I also bought this supplement to help with inflammation. Amazon.com: Vet's Best Seasonal Allergy Support Supplement for Dogs, 60 Tablets: Pet Supplies

I'm not really too happy that holistic select is made by Diamond, but if he does well enough on this food, I'll probably keep him on it. The ingredients aren't bad

Ingredients:
Salmon, Anchovy & Sardine Meal, Potatoes, Peas, Dried Ground Potatoes, Canola Oil (preserved with Mixed Tocopherols), Menhaden Fish Meal, Tomato Pomace, Flaxseed, Pea Fiber, Pumpkin, Natural Fish Flavor, Cranberries, Apples, Minerals [Zinc Polysaccharide Complex, Iron Polysaccharide Complex, Copper Polysaccharide Complex, Manganese Polysaccharide Complex, Sodium Selenite, Cobalt Carbonate, Potassium Iodide], Vitamins [Vitamin E Supplement, Ascorbic Acid (Vitamin C), Niacin Supplement, Vitamin B12 Supplement, Vitamin A Supplement, d-Calcium Pantothenate, Pyridoxine Hydrochloride, Vitamin D3 Supplement, Thiamine Mononitrate, Riboflavin Supplement, Biotin, Folic Acid], Choline Chloride, Papaya, Inulin, Salt, Blueberries, Pomegranate, Potassium Chloride, Mixed Tocopherols (added to preserve freshness), DL-Methionine, Yucca Schidigera Extract, Ground Cinnamon, Ground Fennel, Ground Peppermint, Dried Lactobacillus acidophilus Fermentation Product, Dried Lactobacillus casei Fermentation Product, Dried Enterococcus faecium Fermentation Product, Dried Bacillus subtilis Fermentation Product, Dried Bacillus licheniformis Fermentation Product, Dried Aspergillus oryzae Fermentation Product, Dried Aspergillus niger Fermentation Product, Lecithin, Rosemary Extract.

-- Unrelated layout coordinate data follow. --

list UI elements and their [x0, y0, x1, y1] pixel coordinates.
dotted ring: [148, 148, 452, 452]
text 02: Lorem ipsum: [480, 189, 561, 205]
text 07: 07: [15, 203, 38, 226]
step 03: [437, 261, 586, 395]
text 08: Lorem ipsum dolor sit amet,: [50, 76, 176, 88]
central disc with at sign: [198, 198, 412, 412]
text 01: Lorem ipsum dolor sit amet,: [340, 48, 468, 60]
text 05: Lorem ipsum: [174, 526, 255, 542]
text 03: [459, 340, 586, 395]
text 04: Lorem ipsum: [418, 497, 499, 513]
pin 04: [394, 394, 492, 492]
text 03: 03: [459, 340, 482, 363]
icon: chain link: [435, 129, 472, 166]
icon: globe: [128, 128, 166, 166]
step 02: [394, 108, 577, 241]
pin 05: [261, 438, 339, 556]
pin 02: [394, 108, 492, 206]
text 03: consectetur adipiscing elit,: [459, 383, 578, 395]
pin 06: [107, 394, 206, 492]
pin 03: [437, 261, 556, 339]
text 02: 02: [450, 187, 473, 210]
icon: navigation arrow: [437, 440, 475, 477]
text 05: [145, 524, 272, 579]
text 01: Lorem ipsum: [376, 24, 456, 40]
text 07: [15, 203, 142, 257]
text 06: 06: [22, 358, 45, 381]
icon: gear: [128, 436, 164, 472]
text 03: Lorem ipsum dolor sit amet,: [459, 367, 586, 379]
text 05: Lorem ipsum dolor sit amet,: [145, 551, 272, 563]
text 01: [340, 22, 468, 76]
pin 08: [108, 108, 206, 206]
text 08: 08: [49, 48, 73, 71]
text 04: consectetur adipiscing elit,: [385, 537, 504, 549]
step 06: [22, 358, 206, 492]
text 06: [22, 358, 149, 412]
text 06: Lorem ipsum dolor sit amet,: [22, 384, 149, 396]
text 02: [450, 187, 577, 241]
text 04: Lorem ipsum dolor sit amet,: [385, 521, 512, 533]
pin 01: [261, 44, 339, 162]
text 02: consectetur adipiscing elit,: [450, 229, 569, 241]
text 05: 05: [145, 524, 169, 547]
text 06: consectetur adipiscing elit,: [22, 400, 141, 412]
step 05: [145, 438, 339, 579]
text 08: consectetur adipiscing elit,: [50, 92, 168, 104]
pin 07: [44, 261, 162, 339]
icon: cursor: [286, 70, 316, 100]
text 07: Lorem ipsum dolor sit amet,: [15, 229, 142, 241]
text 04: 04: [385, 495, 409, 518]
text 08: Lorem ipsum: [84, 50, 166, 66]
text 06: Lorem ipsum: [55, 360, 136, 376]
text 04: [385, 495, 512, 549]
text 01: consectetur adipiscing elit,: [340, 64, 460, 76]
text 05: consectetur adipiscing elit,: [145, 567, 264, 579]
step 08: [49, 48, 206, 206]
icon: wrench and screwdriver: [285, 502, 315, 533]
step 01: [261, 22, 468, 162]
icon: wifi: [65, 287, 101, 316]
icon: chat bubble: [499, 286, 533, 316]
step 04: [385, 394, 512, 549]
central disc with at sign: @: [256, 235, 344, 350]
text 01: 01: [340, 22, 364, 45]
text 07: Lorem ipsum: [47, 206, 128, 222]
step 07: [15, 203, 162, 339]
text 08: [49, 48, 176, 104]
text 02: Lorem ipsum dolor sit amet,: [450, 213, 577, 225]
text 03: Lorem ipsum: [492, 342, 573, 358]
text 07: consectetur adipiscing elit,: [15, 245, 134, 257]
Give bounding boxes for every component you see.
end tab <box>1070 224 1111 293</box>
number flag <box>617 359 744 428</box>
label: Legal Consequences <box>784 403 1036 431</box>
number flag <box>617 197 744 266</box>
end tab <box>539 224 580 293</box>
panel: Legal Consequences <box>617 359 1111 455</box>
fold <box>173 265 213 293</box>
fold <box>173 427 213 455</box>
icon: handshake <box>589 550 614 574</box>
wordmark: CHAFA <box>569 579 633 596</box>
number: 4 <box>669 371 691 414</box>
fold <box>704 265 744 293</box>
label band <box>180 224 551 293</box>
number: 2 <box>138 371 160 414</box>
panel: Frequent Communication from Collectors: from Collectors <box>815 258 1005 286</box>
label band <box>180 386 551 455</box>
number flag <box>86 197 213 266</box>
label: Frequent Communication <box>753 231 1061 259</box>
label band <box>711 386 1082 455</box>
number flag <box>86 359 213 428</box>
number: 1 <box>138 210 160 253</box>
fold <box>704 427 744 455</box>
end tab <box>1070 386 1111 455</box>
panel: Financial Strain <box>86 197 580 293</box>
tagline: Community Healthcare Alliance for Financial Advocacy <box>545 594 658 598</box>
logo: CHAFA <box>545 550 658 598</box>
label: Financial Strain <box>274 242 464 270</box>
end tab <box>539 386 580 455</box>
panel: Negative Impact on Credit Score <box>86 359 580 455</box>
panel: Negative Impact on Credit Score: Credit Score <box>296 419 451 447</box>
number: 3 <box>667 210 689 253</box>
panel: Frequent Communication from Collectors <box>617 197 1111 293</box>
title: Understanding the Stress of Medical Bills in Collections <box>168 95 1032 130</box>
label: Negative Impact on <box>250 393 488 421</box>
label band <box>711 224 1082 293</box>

So I'd post this in case someone else is dealing with never ending itchies and wants to try something new.


----------



## Felix (Oct 9, 2012)

FYI Holistic Select isn't made by diamond, they have their own plant that Wellpet bought and they still make the HS food at that plant.


----------



## Unosmom (May 3, 2009)

I knew they were somehow associated with diamond, but I'm glad that it's indirectly so hopefully less quality control issues.


----------



## InkedMarie (Sep 9, 2011)

I used to use Holistic Select back when it was Eagle Pack and always had alot of luck with it.


----------